Ken Russell’s 1971 film The Devils is, like The Witch, a film set in the 17th century that addresses many of these same themes of religious hysteria and hypocrisy. While The Witch is based on contemporaneous folklore, The Devils is based on actual events. Father Urbain Grandier was tortured and executed for the crime of being in league with the Devil and using this alleged unholy power to possess a convent full of nuns.

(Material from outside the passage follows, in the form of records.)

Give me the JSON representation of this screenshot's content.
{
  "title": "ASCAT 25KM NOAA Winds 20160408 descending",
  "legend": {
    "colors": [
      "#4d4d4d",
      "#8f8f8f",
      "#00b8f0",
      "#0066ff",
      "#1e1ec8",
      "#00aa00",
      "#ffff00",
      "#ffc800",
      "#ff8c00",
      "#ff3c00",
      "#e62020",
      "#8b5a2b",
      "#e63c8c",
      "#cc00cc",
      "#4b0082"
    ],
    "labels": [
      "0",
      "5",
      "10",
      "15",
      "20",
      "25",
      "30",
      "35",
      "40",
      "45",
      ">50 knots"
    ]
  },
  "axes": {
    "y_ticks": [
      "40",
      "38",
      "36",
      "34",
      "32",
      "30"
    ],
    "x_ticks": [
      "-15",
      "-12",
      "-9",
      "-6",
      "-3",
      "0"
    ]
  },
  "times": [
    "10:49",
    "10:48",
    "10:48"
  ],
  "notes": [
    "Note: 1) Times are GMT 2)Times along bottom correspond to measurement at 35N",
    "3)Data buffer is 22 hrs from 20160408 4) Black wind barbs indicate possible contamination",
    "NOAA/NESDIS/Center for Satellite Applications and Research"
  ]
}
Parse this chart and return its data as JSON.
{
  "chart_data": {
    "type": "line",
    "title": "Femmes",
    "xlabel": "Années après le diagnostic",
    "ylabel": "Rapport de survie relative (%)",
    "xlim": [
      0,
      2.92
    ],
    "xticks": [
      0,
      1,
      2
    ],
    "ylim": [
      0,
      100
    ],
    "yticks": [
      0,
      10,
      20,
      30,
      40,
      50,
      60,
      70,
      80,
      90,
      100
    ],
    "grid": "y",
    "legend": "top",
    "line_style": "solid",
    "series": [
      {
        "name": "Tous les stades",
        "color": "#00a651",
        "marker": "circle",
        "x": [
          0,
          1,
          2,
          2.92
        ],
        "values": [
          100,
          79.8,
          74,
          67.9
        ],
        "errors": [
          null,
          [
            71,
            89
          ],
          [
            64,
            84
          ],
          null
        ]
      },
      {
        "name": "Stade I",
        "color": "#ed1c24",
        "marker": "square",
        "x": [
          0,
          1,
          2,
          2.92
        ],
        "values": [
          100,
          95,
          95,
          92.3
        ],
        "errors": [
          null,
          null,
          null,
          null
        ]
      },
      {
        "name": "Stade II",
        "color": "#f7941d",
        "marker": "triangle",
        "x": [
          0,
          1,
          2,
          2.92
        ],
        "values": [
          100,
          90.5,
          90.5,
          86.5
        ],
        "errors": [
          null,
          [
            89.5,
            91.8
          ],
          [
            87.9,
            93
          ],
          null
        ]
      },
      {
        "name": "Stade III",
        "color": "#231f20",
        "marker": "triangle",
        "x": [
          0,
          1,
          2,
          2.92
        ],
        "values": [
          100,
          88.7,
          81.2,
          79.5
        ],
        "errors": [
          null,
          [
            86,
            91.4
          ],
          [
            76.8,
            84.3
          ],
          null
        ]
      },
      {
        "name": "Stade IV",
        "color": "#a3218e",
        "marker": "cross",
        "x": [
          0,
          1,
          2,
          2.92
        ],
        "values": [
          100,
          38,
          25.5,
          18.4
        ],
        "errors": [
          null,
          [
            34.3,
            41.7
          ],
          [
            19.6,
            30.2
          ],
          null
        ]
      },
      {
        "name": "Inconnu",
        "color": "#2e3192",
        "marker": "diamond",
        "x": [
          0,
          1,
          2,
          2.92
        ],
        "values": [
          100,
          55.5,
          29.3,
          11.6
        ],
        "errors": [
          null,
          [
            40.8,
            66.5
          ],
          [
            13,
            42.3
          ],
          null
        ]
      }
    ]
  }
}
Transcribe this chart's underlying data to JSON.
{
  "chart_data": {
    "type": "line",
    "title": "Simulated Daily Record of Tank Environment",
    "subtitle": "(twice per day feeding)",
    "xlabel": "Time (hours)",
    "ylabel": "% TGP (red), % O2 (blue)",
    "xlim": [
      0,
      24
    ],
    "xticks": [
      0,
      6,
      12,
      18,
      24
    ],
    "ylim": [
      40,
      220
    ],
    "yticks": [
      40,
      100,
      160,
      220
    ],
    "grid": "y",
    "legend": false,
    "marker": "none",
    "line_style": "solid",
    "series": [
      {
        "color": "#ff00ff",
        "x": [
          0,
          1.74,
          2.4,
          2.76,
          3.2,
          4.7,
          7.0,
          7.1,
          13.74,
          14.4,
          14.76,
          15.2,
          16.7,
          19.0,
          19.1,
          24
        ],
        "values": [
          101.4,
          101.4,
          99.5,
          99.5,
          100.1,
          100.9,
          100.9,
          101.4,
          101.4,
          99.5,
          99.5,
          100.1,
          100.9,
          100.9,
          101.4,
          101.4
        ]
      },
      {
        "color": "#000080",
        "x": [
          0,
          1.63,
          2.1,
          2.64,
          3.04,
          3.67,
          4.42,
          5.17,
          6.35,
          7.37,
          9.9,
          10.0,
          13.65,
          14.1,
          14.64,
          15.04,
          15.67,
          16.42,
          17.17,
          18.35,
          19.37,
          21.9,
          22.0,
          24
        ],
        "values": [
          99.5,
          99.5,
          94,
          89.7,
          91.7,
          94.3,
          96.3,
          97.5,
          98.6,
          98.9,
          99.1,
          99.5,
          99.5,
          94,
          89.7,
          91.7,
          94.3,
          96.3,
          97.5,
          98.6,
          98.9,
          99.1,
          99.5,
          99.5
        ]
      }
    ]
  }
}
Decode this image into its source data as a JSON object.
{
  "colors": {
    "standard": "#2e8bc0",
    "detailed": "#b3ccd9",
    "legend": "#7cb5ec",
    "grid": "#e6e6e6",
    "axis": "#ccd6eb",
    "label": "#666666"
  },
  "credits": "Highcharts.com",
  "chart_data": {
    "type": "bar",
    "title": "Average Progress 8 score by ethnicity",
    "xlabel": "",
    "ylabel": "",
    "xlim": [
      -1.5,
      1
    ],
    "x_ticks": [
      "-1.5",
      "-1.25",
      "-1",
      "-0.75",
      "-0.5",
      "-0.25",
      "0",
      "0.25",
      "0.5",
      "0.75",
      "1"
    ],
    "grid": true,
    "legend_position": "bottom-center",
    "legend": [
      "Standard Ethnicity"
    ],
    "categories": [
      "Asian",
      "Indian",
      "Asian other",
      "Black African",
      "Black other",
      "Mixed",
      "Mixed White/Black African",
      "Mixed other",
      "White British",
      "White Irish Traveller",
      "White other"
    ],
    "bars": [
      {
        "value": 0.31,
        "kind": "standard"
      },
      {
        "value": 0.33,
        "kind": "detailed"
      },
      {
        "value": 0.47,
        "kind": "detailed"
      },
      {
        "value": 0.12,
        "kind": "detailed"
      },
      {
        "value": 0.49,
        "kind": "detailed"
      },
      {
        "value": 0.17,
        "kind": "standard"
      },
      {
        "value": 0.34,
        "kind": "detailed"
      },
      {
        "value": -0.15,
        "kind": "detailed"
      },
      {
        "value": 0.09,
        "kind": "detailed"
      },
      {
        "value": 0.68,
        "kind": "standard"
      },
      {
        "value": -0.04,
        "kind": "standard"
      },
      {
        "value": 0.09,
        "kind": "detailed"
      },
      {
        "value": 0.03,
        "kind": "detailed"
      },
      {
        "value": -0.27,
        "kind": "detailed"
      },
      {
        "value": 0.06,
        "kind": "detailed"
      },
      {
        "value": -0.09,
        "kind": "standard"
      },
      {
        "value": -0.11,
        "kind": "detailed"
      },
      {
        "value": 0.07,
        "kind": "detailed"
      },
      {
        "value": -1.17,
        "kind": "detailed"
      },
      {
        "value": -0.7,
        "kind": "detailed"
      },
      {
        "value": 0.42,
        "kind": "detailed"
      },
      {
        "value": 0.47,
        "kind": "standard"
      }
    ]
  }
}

The reality was much more mundane but just as destructive: the Bishop of Poitiers, a priest named Father Mignon; and Jeanne De Anges, the Mother Superior of the local convent of Ursuline nuns all conspired to take Grandier down because he was not only good-looking, he was also a philanderer and politically expedient in a town full of Protestants whom Cardinal Richelieu sought to convert. Mass hysteria ensued, and public “exorcisms” did take place, but the real evil was found not in Father Grandier or demons possessing nuns, but in those who would twist religion to suit their craven attempts at power.
At the end of the film version of The Devils, when the entire town of Loudun has been destroyed, the lonely figure of Father Grandier’s pious and pure-hearted wife Madeleine Grandier is seen wandering hopelessly through piles of rubble and plumes of smoke, a tragic precursor to the Final Girls that would be found throughout the rest of that decade’s horror films. Like Vanessa Ives and Thomasin, Madeleine is also victimized by evil wearing a human face, but instead of solace or sisterhood, she finds only solitude.
This is perhaps why I find it easier to have faith in the Devil than a benevolent god. There is so much horror perpetrated by humanity, there hardly needs to be a horned, cloven-hoofed creature for me to believe that collective energy of evil is far more powerful than almost anything else.